La tomate La Tomate

D ans un futur relativement éloigné, des agents ont pour mandat de faire table rase du passé : livres, œuvres d’Art, tout est systématiquement et impitoyablement détruit. Les villes sont bétonnées, la nourriture et l’eau sont rares et rigoureusement rationnées. Anne, qui travaille pour le service d’épuration, trouve par hasard quelques semences qu’elle plante dans une poignée de terre. Cet accroc aux mœurs et aux lois de son époque est le début de la fin, du moins la sienne.

L’idée à la base de La tomate, un récit signé Anne-Laure Reboul, n’est pas vilaine. Dans un monde où tout est contrôlé, il suffit de peu pour rompre un équilibre artificiel et fragile. Mais au fur et à mesure qu’il progresse dans l’album, le lecteur réalise que le prétexte est trop mince. Il peine à admettre que le végétal soit la source de tant d’émotions et qu’il vaille à la pauvre fonctionnaire un si dur procès, par moment presque ridicule tellement le ton des magistrats est pompeux. La dénonciation du totalitarisme aurait gagné à s’exercer dans un cadre plus convaincant ; peut-être le bédéphile aurait-il été moins réfractaire à cette fable si on lui avait expliqué les origines de cette société improbable.

Le dessin de Régis Penet interpelle davantage.

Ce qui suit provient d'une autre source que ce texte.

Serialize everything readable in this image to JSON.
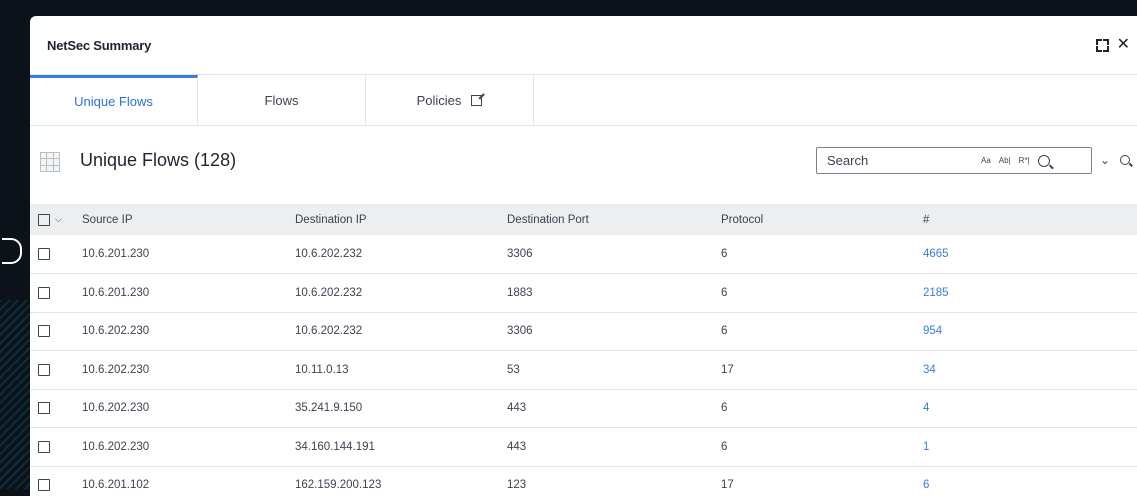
{
  "panel": {
    "title": "NetSec Summary"
  },
  "tabs": [
    {
      "label": "Unique Flows",
      "active": true
    },
    {
      "label": "Flows",
      "active": false
    },
    {
      "label": "Policies",
      "active": false
    }
  ],
  "table_title": "Unique Flows (128)",
  "search": {
    "placeholder": "Search",
    "option_match_case": "Aa",
    "option_whole_word": "Ab|",
    "option_regex": "R*|"
  },
  "columns": [
    "Source IP",
    "Destination IP",
    "Destination Port",
    "Protocol",
    "#"
  ],
  "rows": [
    {
      "src": "10.6.201.230",
      "dst": "10.6.202.232",
      "port": "3306",
      "proto": "6",
      "count": "4665"
    },
    {
      "src": "10.6.201.230",
      "dst": "10.6.202.232",
      "port": "1883",
      "proto": "6",
      "count": "2185"
    },
    {
      "src": "10.6.202.230",
      "dst": "10.6.202.232",
      "port": "3306",
      "proto": "6",
      "count": "954"
    },
    {
      "src": "10.6.202.230",
      "dst": "10.11.0.13",
      "port": "53",
      "proto": "17",
      "count": "34"
    },
    {
      "src": "10.6.202.230",
      "dst": "35.241.9.150",
      "port": "443",
      "proto": "6",
      "count": "4"
    },
    {
      "src": "10.6.202.230",
      "dst": "34.160.144.191",
      "port": "443",
      "proto": "6",
      "count": "1"
    },
    {
      "src": "10.6.201.102",
      "dst": "162.159.200.123",
      "port": "123",
      "proto": "17",
      "count": "6"
    }
  ],
  "colors": {
    "accent": "#3c7be3",
    "header_bg": "#eceef0",
    "text": "#3b4350"
  }
}
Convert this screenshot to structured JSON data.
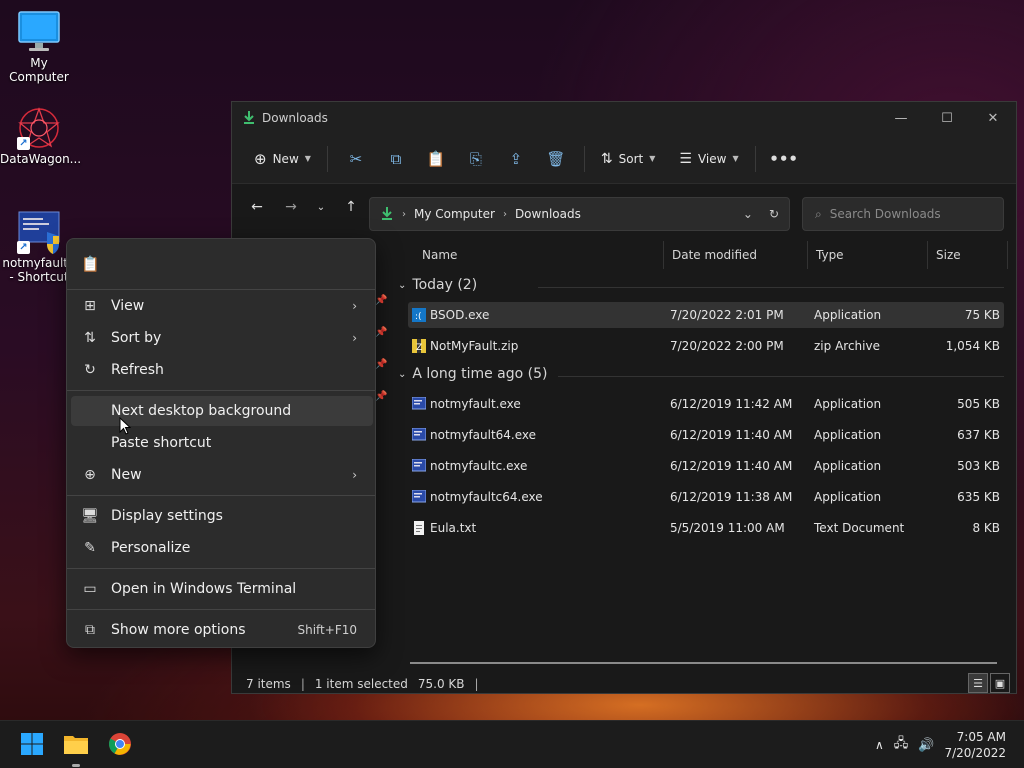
{
  "desktop": {
    "icons": [
      {
        "label": "My Computer"
      },
      {
        "label": "DataWagon..."
      },
      {
        "label": "notmyfault6 - Shortcut"
      }
    ]
  },
  "explorer": {
    "title": "Downloads",
    "toolbar": {
      "new_label": "New",
      "sort_label": "Sort",
      "view_label": "View"
    },
    "breadcrumbs": [
      "My Computer",
      "Downloads"
    ],
    "search_placeholder": "Search Downloads",
    "columns": [
      "Name",
      "Date modified",
      "Type",
      "Size"
    ],
    "groups": [
      {
        "label": "Today (2)",
        "files": [
          {
            "name": "BSOD.exe",
            "date": "7/20/2022 2:01 PM",
            "type": "Application",
            "size": "75 KB",
            "icon": "bsod-exe-icon",
            "selected": true
          },
          {
            "name": "NotMyFault.zip",
            "date": "7/20/2022 2:00 PM",
            "type": "zip Archive",
            "size": "1,054 KB",
            "icon": "zip-archive-icon",
            "selected": false
          }
        ]
      },
      {
        "label": "A long time ago (5)",
        "files": [
          {
            "name": "notmyfault.exe",
            "date": "6/12/2019 11:42 AM",
            "type": "Application",
            "size": "505 KB",
            "icon": "application-icon",
            "selected": false
          },
          {
            "name": "notmyfault64.exe",
            "date": "6/12/2019 11:40 AM",
            "type": "Application",
            "size": "637 KB",
            "icon": "application-icon",
            "selected": false
          },
          {
            "name": "notmyfaultc.exe",
            "date": "6/12/2019 11:40 AM",
            "type": "Application",
            "size": "503 KB",
            "icon": "application-icon",
            "selected": false
          },
          {
            "name": "notmyfaultc64.exe",
            "date": "6/12/2019 11:38 AM",
            "type": "Application",
            "size": "635 KB",
            "icon": "application-icon",
            "selected": false
          },
          {
            "name": "Eula.txt",
            "date": "5/5/2019 11:00 AM",
            "type": "Text Document",
            "size": "8 KB",
            "icon": "text-document-icon",
            "selected": false
          }
        ]
      }
    ],
    "status": {
      "items": "7 items",
      "selected": "1 item selected",
      "size": "75.0 KB"
    }
  },
  "context_menu": {
    "items": [
      {
        "label": "View",
        "submenu": true
      },
      {
        "label": "Sort by",
        "submenu": true
      },
      {
        "label": "Refresh"
      },
      {
        "label": "Next desktop background"
      },
      {
        "label": "Paste shortcut"
      },
      {
        "label": "New",
        "submenu": true
      },
      {
        "label": "Display settings"
      },
      {
        "label": "Personalize"
      },
      {
        "label": "Open in Windows Terminal"
      },
      {
        "label": "Show more options",
        "shortcut": "Shift+F10"
      }
    ]
  },
  "taskbar": {
    "time": "7:05 AM",
    "date": "7/20/2022"
  },
  "colors": {
    "accent": "#4cc2ff",
    "download_green": "#3fbf6f",
    "window_bg": "#191919",
    "menu_bg": "#2c2c2c"
  }
}
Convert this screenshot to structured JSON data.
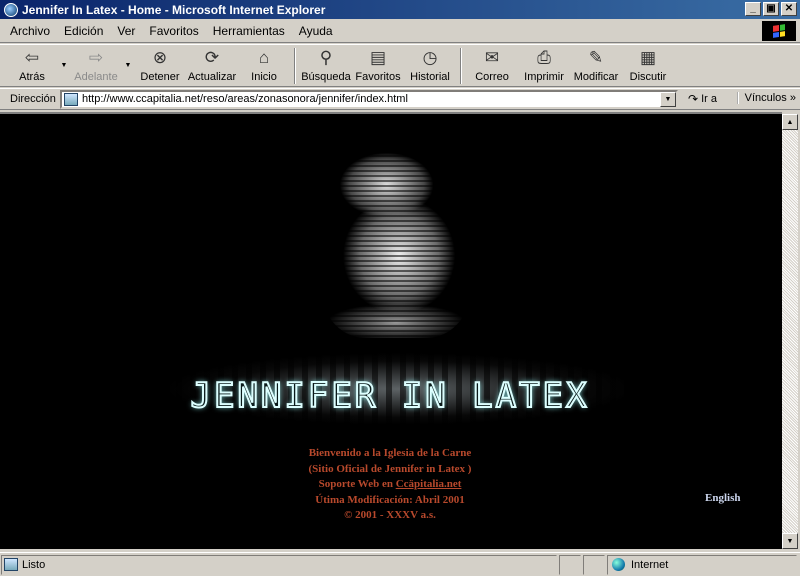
{
  "window": {
    "title": "Jennifer In Latex - Home - Microsoft Internet Explorer",
    "controls": [
      "_",
      "▣",
      "✕"
    ]
  },
  "menu": [
    "Archivo",
    "Edición",
    "Ver",
    "Favoritos",
    "Herramientas",
    "Ayuda"
  ],
  "toolbar": {
    "back": "Atrás",
    "forward": "Adelante",
    "stop": "Detener",
    "refresh": "Actualizar",
    "home": "Inicio",
    "search": "Búsqueda",
    "favorites": "Favoritos",
    "history": "Historial",
    "mail": "Correo",
    "print": "Imprimir",
    "edit": "Modificar",
    "discuss": "Discutir"
  },
  "address": {
    "label": "Dirección",
    "url": "http://www.ccapitalia.net/reso/areas/zonasonora/jennifer/index.html",
    "go": "Ir a",
    "links": "Vínculos"
  },
  "page": {
    "logo": "JENNIFER IN LATEX",
    "intro": [
      "Bienvenido a la Iglesia de la Carne",
      "(Sitio Oficial de Jennifer in Latex )",
      "Soporte Web en",
      "Ccäpitalia.net",
      "Útima Modificación: Abril 2001",
      "© 2001 - XXXV a.s."
    ],
    "english_link": "English"
  },
  "status": {
    "text": "Listo",
    "zone": "Internet"
  },
  "colors": {
    "title_bar": "#0a246a",
    "page_bg": "#000000",
    "intro_text": "#b8492c",
    "english_link": "#ccd6ee"
  }
}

Dans les bandes et les cases, il intègre des bâtiments aux arêtes sévères; même le vêtement de la protagoniste est rayé. Toutes ces lignes droites contrastent particulièrement bien avec la rondeur de l’aliment. Les vignettes sont peu nombreuses ; souvent allongées, elles renforcent l’effet de l’emprisonnement dont tout un chacun est victime. Les couleurs, fréquemment en aplats ou texturées, accroissent quant à elles l’artificialité de cette civilisation.

La morale de l’histoire : que ce soit une pomme ou une tomate, il faut toujours dire non au fruit défendu.